October 25, 2019
Mayo Clinic Social Media Network Conference ’19 part 1: Hype cycles and context collapse
Each year we’ve seen an evolution at the Mayo Clinic Social Media Network Conference that mirrors the evolution of the digital healthcare field.
In the early days, if you look at it like the Gartner hype cycle, there was a big spike of amazement. Everybody was excited. Then everybody got depressed when Facebook’s algorithms changed, and marketing plans went out the window.
Now we’re getting back to understanding where the actual opportunity lies. People are optimizing and finding the real value of digital tools. We’re venturing outside the strict confines of social media – how to use Twitter, Facebook, LinkedIn, etc. – into conversations around the bigger picture. Conversations like how to manage digital efforts with a small team, how to integrate CRMs, how to measure marketing efforts.
The emergence of those conversations indicates that we’re reaching a point of digital maturity where the tools are just tools within a larger strategic bucket. Today, unlike a couple of years ago, there’s not much delineation between CRM and social media, where one stops and the other starts. That’s allowed us to take a much more holistic view of our customer – whether it’s the patient or the caregiver or someone else – and assess how they want to connect with us across the board and not just on a particular social media platform.
Putting digital in the right context
We’ve seen what can happen when we lose sight of technology as a means to the end of better marketing, better patient care, better operations. Technology in the wrong context becomes an end in itself, resulting, for example, in barriers between patients and doctors. This is where Dr. Bryan Vartabedian came in with his keynote at MSMNC 2019. He talked about the evolution of technology, focusing more on clinical tools like telemedicine than on social media and the like.

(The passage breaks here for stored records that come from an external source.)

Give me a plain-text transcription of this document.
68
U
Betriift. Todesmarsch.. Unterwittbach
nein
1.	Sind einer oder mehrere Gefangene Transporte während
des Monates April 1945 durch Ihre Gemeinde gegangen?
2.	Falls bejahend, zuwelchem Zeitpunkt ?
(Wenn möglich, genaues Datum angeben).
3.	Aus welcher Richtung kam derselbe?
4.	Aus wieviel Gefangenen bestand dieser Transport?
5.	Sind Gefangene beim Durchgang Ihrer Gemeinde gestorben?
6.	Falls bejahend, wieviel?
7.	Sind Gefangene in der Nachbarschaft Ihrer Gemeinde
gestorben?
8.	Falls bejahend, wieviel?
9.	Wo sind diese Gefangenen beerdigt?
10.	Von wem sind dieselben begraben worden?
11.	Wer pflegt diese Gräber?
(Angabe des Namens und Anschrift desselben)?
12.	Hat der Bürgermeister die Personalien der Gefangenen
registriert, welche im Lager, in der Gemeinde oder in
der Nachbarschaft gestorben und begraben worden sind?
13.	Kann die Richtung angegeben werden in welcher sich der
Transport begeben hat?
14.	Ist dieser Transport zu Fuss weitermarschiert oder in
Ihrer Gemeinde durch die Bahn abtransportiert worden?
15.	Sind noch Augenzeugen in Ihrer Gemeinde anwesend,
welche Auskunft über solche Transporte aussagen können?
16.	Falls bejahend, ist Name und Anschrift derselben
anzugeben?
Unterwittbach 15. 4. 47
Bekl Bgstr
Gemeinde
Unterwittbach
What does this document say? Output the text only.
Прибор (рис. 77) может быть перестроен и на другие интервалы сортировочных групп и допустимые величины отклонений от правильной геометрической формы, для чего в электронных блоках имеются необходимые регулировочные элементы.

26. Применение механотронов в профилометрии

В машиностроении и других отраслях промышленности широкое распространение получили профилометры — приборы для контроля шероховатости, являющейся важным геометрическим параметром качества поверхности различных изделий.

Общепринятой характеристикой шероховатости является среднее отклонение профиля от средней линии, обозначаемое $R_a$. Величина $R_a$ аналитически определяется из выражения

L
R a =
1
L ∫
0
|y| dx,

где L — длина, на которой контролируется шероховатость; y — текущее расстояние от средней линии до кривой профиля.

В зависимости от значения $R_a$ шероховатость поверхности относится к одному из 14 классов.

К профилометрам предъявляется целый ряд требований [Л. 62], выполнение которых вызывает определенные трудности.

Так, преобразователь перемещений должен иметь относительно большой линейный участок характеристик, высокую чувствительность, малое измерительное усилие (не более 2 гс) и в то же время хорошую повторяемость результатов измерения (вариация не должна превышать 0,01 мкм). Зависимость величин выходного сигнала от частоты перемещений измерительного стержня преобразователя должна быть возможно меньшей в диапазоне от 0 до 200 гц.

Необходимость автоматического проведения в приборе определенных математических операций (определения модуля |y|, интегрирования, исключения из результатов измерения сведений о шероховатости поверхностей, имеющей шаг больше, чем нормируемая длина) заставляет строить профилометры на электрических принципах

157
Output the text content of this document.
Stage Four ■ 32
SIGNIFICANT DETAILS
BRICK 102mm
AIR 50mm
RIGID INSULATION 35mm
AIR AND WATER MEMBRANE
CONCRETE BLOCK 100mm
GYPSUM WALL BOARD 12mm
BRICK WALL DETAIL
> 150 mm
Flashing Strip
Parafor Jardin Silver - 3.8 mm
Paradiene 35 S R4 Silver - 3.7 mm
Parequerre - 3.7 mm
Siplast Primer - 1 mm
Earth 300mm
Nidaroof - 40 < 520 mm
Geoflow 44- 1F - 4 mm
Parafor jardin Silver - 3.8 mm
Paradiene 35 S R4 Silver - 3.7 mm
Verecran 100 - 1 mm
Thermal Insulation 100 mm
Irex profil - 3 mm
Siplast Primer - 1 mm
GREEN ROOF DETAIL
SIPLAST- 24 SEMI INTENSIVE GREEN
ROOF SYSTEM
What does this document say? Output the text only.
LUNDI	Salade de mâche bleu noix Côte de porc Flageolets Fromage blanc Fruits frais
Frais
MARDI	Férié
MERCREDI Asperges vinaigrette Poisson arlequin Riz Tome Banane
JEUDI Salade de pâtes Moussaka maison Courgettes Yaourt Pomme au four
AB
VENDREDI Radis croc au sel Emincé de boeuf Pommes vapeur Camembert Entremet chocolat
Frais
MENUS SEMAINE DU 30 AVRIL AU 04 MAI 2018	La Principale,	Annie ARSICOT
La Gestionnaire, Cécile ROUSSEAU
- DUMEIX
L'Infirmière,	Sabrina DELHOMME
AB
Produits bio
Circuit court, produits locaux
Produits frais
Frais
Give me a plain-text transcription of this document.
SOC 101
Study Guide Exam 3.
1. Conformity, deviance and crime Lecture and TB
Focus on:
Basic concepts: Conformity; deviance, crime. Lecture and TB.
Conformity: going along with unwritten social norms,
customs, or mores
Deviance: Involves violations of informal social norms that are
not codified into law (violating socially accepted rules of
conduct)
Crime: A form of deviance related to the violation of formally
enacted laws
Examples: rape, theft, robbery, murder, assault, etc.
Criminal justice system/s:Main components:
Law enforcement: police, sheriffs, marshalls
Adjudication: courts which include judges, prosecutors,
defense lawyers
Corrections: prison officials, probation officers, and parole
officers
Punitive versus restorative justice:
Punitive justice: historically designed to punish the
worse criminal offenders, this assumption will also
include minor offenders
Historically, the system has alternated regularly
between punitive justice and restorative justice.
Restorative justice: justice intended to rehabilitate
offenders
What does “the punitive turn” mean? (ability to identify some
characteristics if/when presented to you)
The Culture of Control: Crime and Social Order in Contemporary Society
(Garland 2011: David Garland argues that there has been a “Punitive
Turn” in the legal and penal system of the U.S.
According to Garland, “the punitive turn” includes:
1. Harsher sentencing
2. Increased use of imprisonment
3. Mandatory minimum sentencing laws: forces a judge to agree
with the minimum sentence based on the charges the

Vartabedian referenced the Norman Rockwell paintings with a doctor sitting next to the bed and looking into the eyes of a child. Today, that physician is likely staring at the EHR. Technology, Vartabedian maintains, has removed much of the interpersonal interactions – even to the point of the bad news robot. Yes, that’s exactly what it sounds like: a robot that rolls into a room with a clinician on screen to deliver bad news like the impending death of a patient. Now, telemedicine isn’t inherently bad. It can do amazing things for improving access to care. But again, we have to put it in the proper context and not let the hype of a technology blind us to its appropriate role. Otherwise, we end up with misguided and detrimental uses like the bad news robot – or even an automated social media tool that keeps sending scheduled tweets during an inappropriate moment.
Digital professionalism and context collapse
At the conference, Vartabedian also hosted a workshop on digital professionalism for physicians, which had implications for all professionals.
Consider, he said, that historically, a medical student would act and speak a certain way when he sat down with the dean or attended class. He’d act another way on a clinical unit with his fellow students and another way on the weekend with his friends.
Now we have Twitter. It creates a collapse of context where all of those interactions happen – and can be seen – in the same place at the same time.
Vartabedian suggested that most online transgressions are due to context collapse, where historically something you’d say to your friends on the weekend isn’t something you’d say to the dean or a patient. But now that you’re saying it online, you’re saying it to them all, and it’s causing some issues. Individuals will have to make decisions about how they act without these contextual barriers, and schools and employers will have to (and already are having to) decide how to respond when contextual boundaries are crossed.